Teacher CPD would boost pupil attainment and earnings

Providing teachers with a right to high-quality training and development would boost pupil attainment and earnings, and may tackle retention problems in the profession, a study from the Education Policy Institute (EPI) has shown.

While continuing professional development (CPD) can be important to ensuring teacher quality and progression, there is currently no formal entitlement to high quality support offered by the government. Teachers in England currently participate in less CPD than their international counterparts, while the quality of CPD programmes on offer often fails to meet government standards.

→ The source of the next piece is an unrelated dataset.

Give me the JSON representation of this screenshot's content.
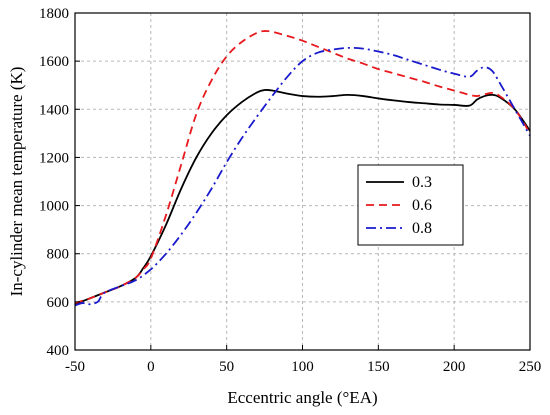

The new report, commissioned by Wellcome, finds that a well-implemented policy of 35 hours a year of high quality CPD for teachers would lead to significant benefits for pupils, including an extra two-thirds of a GCSE grade – improving their lifetime earnings by over £6,000.

The EPI cost-benefit analysis demonstrates that in total, a CPD entitlement programme costing £4bn would generate a net societal benefit of around £61bn through higher earnings – a benefit 19 times the cost. However, these considerable gains are dependent on the policy being rolled-out effectively on a national scale.

In the immediate term, a policy of CPD entitlement could also significantly improve retention, leading to up to 12,000 extra teachers remaining in the profession a year. A retention boost of this scale would help to ease the Department for Education’s recurring recruitment problems. Typically, it falls short by around 3,000 teachers a year.

The government is currently exploring plans for improving the CPD offer for teachers as part of its long-term plan to tackle learning loss experienced by pupils as a result of the pandemic.

Education Secretary Gavin Williamson announced this month that training and development for teachers would be “central” to the government’s wider education recovery plan, which is currently being led by the Education Recovery Commissioner, Sir Kevan Collins.

As the government formulates this long-term programme to support both pupils and teachers, this study provides timely evidence of the high returns generated from well-implemented, high quality teacher CPD.
The report found that professional development can be crucial for teachers, but the quality of programmes is mixed and England lags behind other countries.

Secondary school teachers in England spend on average just 43 hours a year on CPD – well below the OECD average of 62 hours a year.

Despite teachers in England undertaking less CPD than their international counterparts, they still do more than the proposed entitlement of 35 hours each year. However, it is likely that the majority of CPD currently being provided in England does not meet the criteria for high-quality CPD. A recent Wellcome CPD pilot showed that just 11% of CPD taken up by teachers met the government’s quality criteria.